On 12/21/18 2:28 AM, Kirill A. Shutemov wrote:
On Tue, Dec 18, 2018 at 02:35:57PM -0800, Mike Kravetz wrote:
Instead of writing the required complicated code for this rare occurrence, just eliminate the race. i_mmap_rwsem is now held in read mode for the duration of page fault processing. Hold i_mmap_rwsem longer in truncation and hold punch code to cover the call to remove_inode_hugepages.
One of remove_inode_hugepages() callers is noticeably missing -- hugetlbfs_evict_inode(). Why?
It at least deserves a comment on why the lock rule doesn't apply to it.

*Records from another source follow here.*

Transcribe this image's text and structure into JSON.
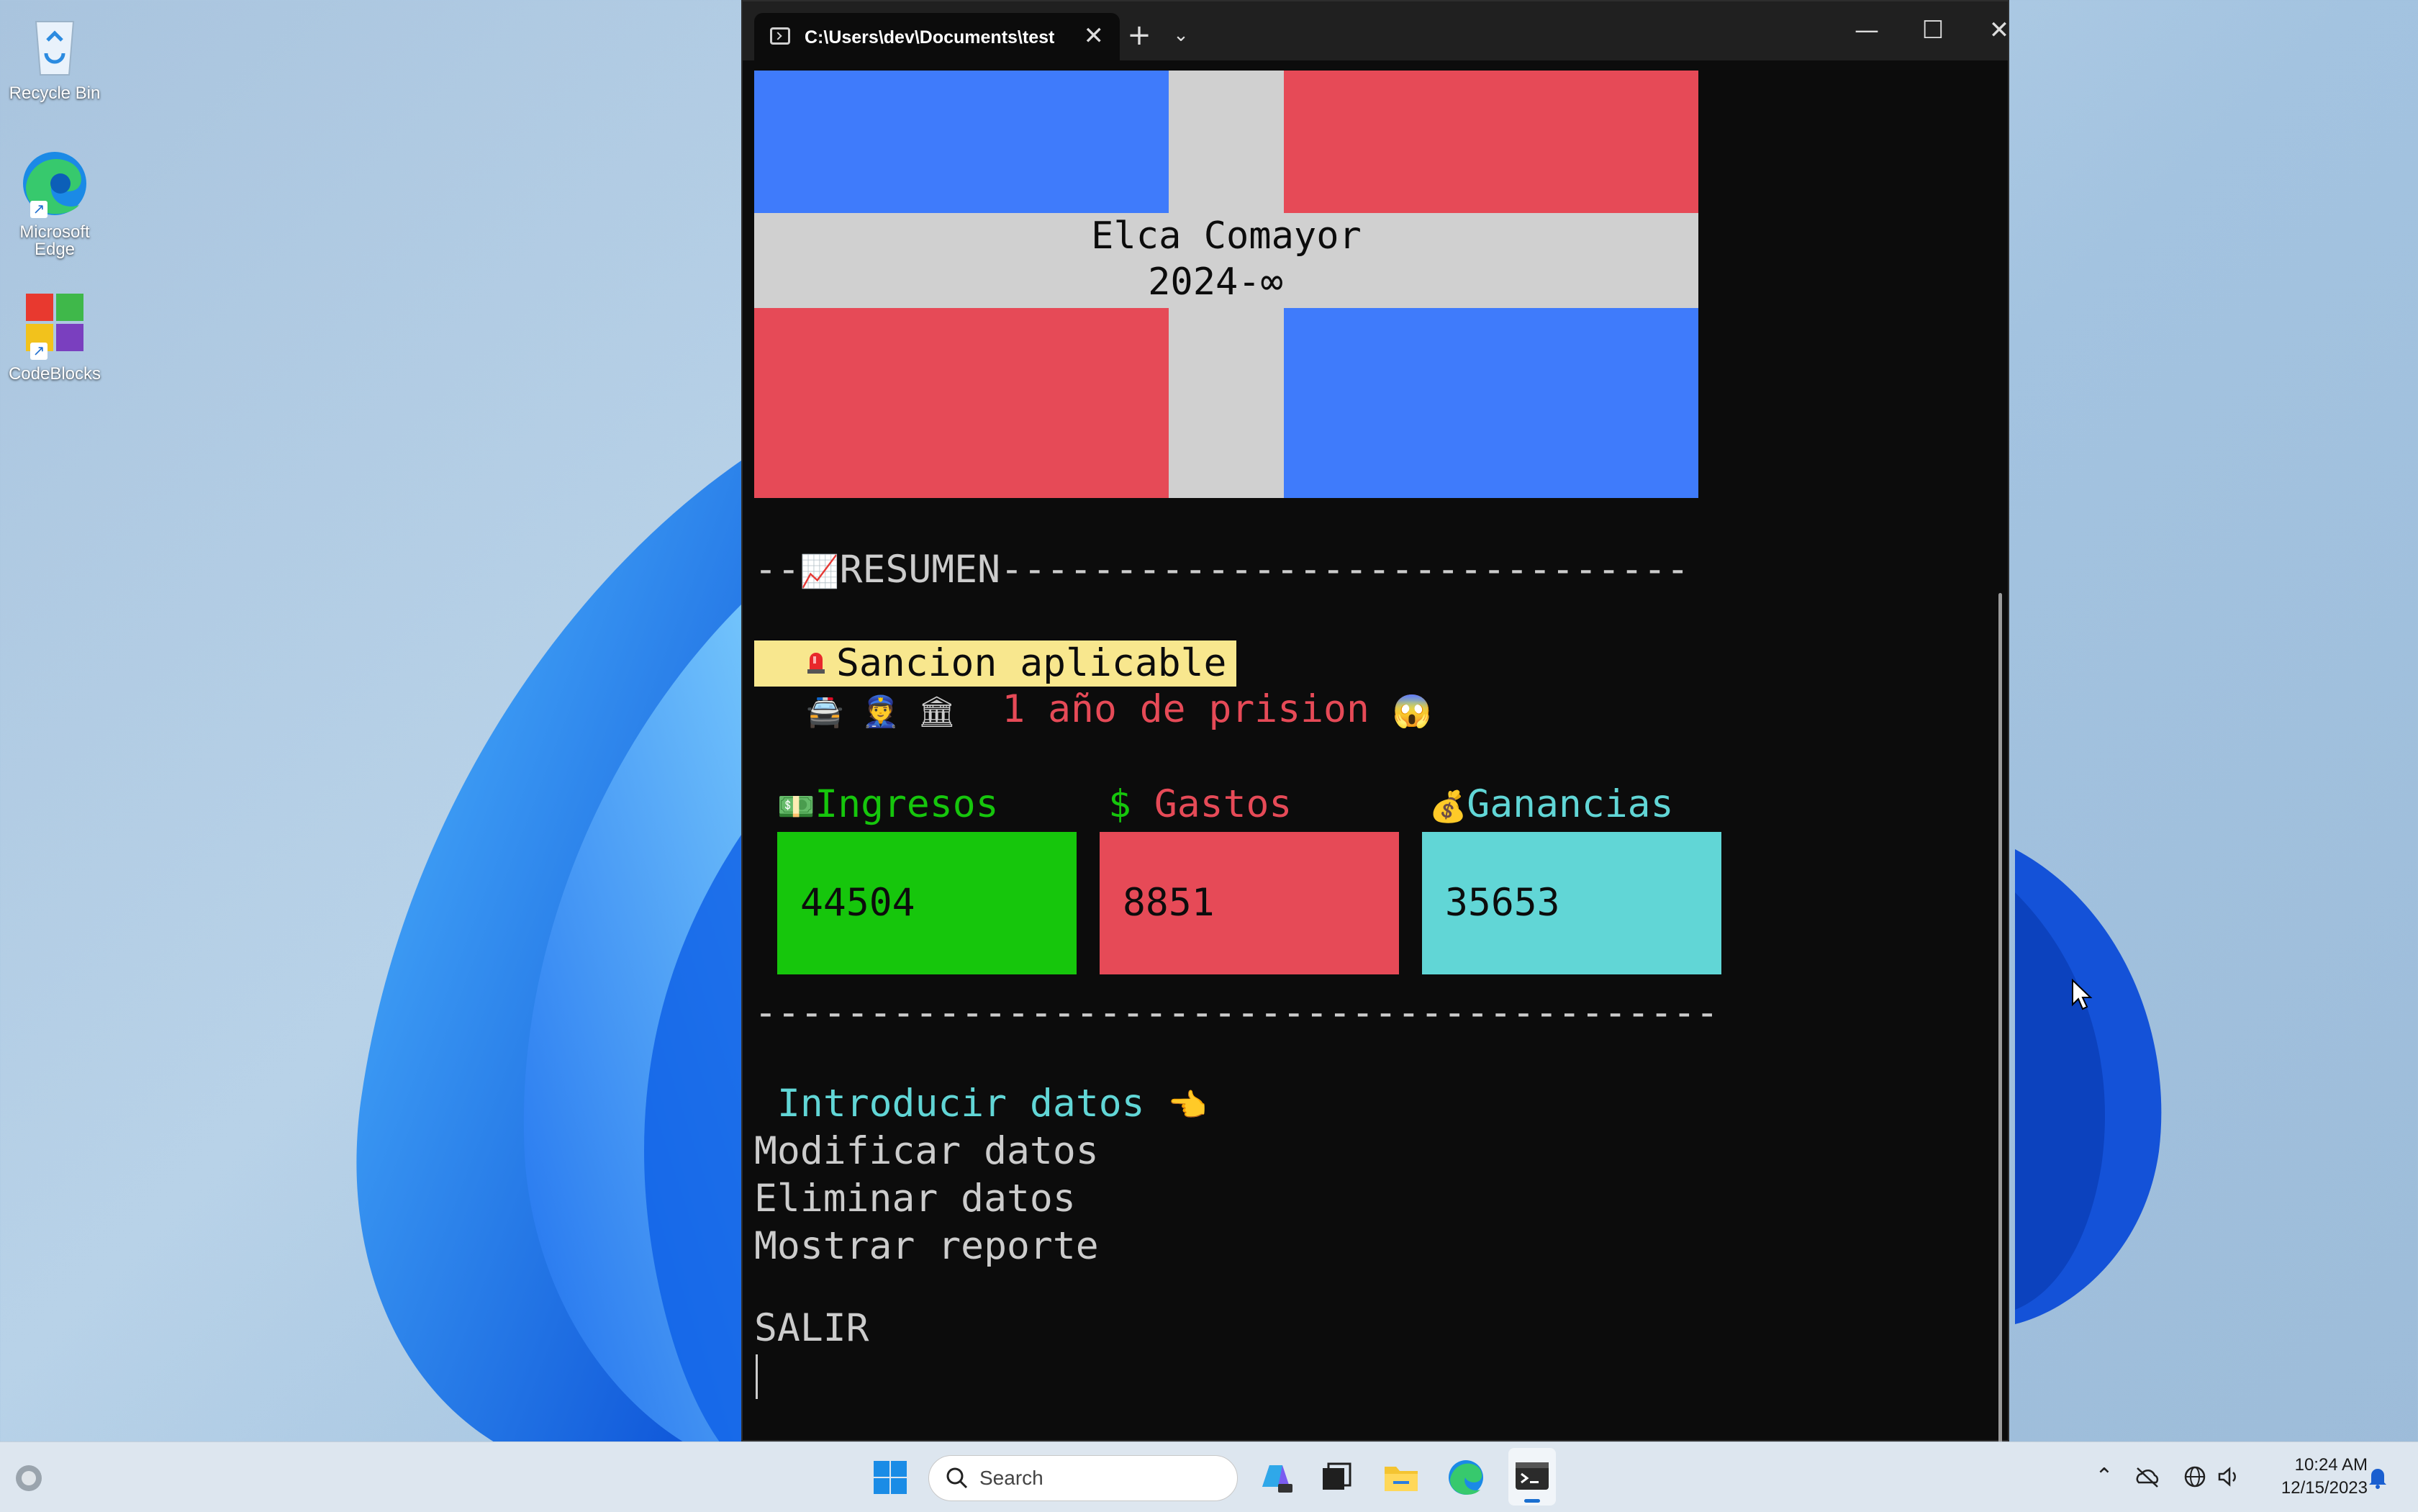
{
  "desktop": {
    "icons": [
      {
        "label": "Recycle Bin",
        "icon": "recycle-bin-icon"
      },
      {
        "label": "Microsoft Edge",
        "icon": "edge-icon"
      },
      {
        "label": "CodeBlocks",
        "icon": "codeblocks-icon"
      }
    ]
  },
  "terminal": {
    "tab_title": "C:\\Users\\dev\\Documents\\test",
    "close_tab": "✕",
    "new_tab": "+",
    "dropdown": "⌄",
    "buttons": {
      "minimize": "—",
      "maximize": "☐",
      "close": "✕"
    },
    "flag": {
      "colors": {
        "blue": "#3f7bfb",
        "red": "#e64a57",
        "white": "#d0d0d0"
      },
      "title_line1": "Elca Comayor",
      "title_line2": "2024-∞"
    },
    "resumen": {
      "prefix": "--",
      "emoji": "📈",
      "label": "RESUMEN",
      "dashes": "------------------------------"
    },
    "sancion": {
      "label": "Sancion aplicable",
      "detail_emojis": "🚔 👮 🏛",
      "detail_text": "1 año de prision",
      "detail_emoji_end": "😱"
    },
    "stats": {
      "ingresos": {
        "emoji": "💵",
        "label": "Ingresos",
        "value": "44504",
        "color": "#16c60c"
      },
      "gastos": {
        "emoji": "$",
        "label": "Gastos",
        "value": "8851",
        "color": "#e64a57"
      },
      "ganancias": {
        "emoji": "💰",
        "label": "Ganancias",
        "value": "35653",
        "color": "#61d6d6"
      }
    },
    "bottom_dashes": "------------------------------------------",
    "menu": {
      "selected": "Introducir datos",
      "selected_emoji": "👈",
      "items": [
        "Modificar datos",
        "Eliminar datos",
        "Mostrar reporte"
      ],
      "exit": "SALIR"
    }
  },
  "taskbar": {
    "search_placeholder": "Search",
    "time": "10:24 AM",
    "date": "12/15/2023"
  }
}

In the case of hugetlbfs_evict_inode, the vfs layer guarantees there are no more users of the inode/file. Therefore, it is safe to call without holding the mutex. But, I did add this comment to remove_inode_hugepages.
* Callers of this routine must hold the i_mmap_rwsem in write mode to prevent * races with page faults.
So, I violated the rule that I documented. Thanks for catching.
I will update the comments to note this excpetion to the rule. Another option is to simply take the semaphore and still note why it is technically not needed. Since there are no users there will be no contention of the semaphore and the overhead should be negligible.